From the opening minute of the first segment, it is obvious that Ms. Harris-Perry was not going to let Mr. Bradford get away with Campbell Brown like talking points unchallenged, and the rest of the panel was certainly not inclined to back off either.  Ms. Harris-Perry quotes directly from the language of the challenged New York statutes in response to the standard claim that teachers with tenure have permanent lifetime employment.  Mr. Bradford tried to sneak in another favored talking point of the anti-tenure campaign by claiming a time frame of nearly 3 years to remove a teacher under the law, but Ms. Weingarten immediately pushed back with the changes that have already been made to the law and the current, more accurate figure nearly 1/6th the time of Mr. Bradford’s assertion.

For once, a media discussion on these lawsuits was not a monologue, and the moderator of the discussion, while not claiming the “neutral” ground so cherished by many figures, did something, in my opinion, more important.  She did not set up conditions of “false equivalency” where someone like Mr. Bradford, whose own history in education reform and willingness to try to frame his advocacy of privatization of schools in civil rights terminology is neither upfront nor honest, is treated as having equivalent facts on his side even if he is prevaricating on most of them.  While this is not “balanced” it is absolutely fair, and it is the result of the host having actually studied the issues before moderating her panel and clearly noting that Mr. Bradford’s side of the debate is routinely distorting the truth.  Would that we could have that more frequently.

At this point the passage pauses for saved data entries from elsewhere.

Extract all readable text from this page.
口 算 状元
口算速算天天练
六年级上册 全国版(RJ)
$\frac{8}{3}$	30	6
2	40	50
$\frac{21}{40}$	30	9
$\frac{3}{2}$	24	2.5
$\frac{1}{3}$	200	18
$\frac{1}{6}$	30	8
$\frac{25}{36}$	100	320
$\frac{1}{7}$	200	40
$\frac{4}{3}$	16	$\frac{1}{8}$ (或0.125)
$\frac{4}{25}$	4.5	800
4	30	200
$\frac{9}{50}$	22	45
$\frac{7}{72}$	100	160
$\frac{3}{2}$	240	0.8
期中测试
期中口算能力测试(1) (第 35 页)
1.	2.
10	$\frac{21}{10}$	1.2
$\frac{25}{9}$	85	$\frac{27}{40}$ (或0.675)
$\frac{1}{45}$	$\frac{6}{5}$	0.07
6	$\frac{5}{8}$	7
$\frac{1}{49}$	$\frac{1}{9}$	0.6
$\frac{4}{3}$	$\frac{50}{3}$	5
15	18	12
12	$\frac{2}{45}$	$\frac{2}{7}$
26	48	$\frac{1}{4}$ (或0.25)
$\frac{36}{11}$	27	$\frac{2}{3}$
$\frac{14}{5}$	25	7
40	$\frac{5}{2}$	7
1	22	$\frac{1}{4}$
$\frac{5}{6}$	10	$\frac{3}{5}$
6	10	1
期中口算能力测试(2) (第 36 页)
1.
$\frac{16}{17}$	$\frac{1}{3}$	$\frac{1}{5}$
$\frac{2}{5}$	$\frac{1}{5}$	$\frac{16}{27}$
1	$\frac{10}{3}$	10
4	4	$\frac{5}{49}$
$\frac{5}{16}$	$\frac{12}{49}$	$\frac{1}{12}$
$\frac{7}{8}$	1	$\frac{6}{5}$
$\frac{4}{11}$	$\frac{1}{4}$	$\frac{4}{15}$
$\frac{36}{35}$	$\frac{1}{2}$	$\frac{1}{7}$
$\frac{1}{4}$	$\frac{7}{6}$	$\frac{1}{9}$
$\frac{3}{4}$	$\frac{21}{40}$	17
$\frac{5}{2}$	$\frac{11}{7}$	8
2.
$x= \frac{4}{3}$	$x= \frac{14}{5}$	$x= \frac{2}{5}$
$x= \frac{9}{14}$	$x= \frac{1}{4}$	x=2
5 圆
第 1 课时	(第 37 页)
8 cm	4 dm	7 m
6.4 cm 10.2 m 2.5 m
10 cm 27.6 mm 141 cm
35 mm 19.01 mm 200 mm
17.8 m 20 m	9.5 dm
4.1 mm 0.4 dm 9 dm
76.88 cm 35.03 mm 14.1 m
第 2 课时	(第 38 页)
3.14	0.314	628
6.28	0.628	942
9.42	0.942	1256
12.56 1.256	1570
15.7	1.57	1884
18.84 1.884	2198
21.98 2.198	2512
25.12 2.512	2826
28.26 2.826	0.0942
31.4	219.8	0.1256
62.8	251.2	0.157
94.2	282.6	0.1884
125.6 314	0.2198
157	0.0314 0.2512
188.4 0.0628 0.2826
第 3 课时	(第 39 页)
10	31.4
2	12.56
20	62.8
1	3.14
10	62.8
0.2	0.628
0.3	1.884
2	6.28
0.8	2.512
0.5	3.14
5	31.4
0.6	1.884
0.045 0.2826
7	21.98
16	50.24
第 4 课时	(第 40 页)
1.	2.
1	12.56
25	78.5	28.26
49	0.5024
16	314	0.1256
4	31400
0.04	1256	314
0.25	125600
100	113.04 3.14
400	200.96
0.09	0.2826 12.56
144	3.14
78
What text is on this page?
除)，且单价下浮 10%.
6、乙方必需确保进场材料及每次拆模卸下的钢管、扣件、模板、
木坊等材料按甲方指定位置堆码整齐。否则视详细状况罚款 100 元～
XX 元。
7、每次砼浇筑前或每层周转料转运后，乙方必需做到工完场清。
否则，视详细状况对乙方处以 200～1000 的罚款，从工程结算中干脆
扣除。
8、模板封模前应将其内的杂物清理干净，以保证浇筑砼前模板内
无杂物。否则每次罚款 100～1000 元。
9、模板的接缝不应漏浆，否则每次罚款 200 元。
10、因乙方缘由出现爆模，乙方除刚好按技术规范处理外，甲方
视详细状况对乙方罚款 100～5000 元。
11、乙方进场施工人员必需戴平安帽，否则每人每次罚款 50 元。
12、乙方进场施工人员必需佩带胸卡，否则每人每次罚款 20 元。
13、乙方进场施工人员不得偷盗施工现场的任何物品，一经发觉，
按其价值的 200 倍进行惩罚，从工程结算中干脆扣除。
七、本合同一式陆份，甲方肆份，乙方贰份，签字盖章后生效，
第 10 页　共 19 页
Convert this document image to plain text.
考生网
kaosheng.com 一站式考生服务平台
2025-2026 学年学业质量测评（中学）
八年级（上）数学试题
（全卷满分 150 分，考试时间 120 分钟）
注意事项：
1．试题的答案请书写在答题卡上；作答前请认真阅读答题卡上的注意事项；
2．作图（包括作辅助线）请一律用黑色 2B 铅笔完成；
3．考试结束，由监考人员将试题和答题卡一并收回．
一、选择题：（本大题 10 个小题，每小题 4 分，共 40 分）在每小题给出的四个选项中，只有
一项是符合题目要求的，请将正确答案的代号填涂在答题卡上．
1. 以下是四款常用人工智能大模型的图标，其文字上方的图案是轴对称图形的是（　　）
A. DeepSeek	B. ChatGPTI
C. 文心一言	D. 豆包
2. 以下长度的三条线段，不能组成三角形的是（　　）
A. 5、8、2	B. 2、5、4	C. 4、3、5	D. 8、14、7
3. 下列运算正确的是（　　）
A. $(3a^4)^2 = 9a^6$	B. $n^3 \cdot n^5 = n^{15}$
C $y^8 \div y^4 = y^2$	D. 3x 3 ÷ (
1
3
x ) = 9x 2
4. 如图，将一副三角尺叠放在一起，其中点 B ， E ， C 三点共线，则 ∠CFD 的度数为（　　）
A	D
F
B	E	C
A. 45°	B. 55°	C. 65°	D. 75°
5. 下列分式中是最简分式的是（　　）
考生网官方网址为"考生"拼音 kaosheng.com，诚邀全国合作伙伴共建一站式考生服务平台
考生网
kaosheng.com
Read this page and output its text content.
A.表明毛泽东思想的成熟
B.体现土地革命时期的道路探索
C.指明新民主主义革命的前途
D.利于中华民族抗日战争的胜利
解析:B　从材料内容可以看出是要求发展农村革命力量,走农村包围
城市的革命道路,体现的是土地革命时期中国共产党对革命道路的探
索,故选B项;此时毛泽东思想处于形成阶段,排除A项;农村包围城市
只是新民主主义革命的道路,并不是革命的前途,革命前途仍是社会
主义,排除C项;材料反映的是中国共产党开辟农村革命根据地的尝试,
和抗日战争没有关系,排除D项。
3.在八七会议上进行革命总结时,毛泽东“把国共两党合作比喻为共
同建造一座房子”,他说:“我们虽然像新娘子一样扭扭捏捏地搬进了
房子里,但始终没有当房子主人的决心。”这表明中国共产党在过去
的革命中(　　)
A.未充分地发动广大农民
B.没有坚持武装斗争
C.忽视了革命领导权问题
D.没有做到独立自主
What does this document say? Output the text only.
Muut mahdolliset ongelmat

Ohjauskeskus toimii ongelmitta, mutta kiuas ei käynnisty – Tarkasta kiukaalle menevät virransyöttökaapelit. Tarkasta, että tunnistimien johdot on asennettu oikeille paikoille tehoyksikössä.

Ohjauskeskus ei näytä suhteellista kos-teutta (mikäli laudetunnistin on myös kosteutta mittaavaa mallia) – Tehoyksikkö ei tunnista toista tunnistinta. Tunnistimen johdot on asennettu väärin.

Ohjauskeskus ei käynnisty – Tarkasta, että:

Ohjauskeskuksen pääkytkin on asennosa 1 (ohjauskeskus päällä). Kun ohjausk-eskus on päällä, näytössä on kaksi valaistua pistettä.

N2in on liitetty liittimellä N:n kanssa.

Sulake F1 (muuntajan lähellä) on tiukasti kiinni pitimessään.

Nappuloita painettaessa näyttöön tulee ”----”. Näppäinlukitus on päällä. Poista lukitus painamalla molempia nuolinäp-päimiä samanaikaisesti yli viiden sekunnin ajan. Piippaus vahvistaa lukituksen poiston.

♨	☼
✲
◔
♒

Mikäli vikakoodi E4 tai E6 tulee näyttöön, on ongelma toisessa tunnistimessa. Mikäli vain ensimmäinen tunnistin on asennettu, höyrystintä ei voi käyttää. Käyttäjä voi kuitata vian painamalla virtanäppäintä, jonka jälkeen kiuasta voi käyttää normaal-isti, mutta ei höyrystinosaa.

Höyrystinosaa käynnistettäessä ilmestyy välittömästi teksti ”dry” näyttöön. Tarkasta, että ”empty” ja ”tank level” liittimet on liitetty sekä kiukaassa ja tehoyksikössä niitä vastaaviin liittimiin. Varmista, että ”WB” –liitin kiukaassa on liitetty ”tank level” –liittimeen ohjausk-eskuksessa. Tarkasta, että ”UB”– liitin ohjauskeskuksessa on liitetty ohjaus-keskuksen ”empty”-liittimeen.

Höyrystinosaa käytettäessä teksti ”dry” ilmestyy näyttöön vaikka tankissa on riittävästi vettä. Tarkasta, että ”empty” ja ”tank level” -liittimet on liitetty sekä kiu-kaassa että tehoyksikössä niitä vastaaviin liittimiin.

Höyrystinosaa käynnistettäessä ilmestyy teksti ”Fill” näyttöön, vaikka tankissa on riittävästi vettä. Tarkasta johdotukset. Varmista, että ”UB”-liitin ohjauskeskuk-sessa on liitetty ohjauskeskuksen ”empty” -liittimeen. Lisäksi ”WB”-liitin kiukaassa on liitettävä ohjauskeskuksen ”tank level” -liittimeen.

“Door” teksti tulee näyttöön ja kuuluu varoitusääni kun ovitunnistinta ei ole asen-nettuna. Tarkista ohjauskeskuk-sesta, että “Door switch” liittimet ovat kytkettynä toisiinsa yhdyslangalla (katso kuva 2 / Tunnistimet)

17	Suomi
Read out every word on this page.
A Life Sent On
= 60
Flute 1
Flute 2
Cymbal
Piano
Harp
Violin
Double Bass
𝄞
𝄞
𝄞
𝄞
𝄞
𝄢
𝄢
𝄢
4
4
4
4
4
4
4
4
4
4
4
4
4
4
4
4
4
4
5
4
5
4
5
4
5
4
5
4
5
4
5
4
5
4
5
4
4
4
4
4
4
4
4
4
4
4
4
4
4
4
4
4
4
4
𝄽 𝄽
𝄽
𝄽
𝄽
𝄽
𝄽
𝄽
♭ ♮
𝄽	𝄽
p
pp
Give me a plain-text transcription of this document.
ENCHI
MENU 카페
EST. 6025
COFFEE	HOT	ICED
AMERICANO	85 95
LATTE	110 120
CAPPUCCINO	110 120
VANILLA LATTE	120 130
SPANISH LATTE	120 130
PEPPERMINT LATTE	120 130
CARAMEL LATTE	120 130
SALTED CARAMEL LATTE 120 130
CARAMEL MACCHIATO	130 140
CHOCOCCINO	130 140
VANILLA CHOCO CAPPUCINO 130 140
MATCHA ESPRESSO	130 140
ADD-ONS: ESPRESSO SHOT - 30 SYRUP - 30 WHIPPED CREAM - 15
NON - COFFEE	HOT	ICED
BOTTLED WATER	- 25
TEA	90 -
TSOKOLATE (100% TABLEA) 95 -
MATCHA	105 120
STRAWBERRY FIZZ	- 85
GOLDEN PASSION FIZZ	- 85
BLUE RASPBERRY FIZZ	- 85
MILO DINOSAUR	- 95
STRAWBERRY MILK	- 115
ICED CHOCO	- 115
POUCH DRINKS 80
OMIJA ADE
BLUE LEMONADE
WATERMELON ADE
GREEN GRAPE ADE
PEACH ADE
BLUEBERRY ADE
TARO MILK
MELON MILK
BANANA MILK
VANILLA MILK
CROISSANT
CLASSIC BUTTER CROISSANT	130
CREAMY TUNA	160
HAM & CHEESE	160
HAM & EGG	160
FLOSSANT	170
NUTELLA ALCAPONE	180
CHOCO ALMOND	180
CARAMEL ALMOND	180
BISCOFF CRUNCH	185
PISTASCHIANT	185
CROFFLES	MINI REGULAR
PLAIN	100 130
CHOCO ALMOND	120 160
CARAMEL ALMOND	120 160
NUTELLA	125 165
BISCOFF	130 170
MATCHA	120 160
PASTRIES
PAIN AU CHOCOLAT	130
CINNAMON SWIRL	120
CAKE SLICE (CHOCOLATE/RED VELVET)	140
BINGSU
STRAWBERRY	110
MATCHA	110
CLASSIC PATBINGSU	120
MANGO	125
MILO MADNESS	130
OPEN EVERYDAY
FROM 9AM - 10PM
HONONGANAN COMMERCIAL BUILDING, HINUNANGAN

The entire segment runs close to 30 minutes, but is worth it:

Melissa Harris-Perry August 10th, 2014 Part 1

Melissa Harris-Perry August 10th, 2014 Part 2

Melissa Harris-Perry August 10th, 2014 Part 3

Melissa Harris-Perry August 10th, 2014 Part 4
One notable exchange happens at 5 minutes, 44 seconds in the second segment, where Randi Weingarten says:

RW: How do we attract and retain well-prepared great teachers for our most needy kids? Because what’s happening is just a few miles down the road in Westchester we’re not talking about this issue but in Rochester we are and we are in the places where there’s intense, real social-economic issues.  So why are we not having that conversation? That is the conversation we need to have. (Turns to Derrell Bradford) And what I would argue is that you need to give people better working conditions. We need to make sure that they don’t feel that they are going to be fired if they try something new or if they stand up for their special needs kids.  That’s what we’d like to do.

Pay special attention to Mr. Bradford’s body and facial language during this.  Twice, near the end, he purses his lips and looks down very briefly.  I am possibly reading too much in this, but to my eyes he is distinctly uncomfortable at not being able to simply say what he wants without challenge.  Understandable, as Ms. Weingarten just cornered him repeating a talking point based on out of date data.

It happens again in segment 4, when Mr. Bradford lengthily admits that there is no “one thing” that is driving the achievement gaps and states that inequality is “hardwired” into the system.  He does not explain how eliminating tenure assists that in any way, and he even makes an ironic statement to my ears that we attract the least experienced teachers to the most needy kids — when his stance on tenure would do absolutely nothing to improve that situation and could actually make it worse.  Ms. Goldstein then notes that we have reduced the achievement gap in the past when we “aggressively” integrated schools, and Ms. Weingarten again pushes on the need for resources and support instead of attack.  I’d invite any reader to look at the body language of Mr. Bradford here as well.  When Ms. Weingarten talks about the outcomes of the NYC Chancellor’s District and the proven value of attracting and retaining great teachers and giving them and their students resources.  Mr. Bradford looked, to me, like he was trying to figure out a way to sidestep that or dismiss it when time ran out.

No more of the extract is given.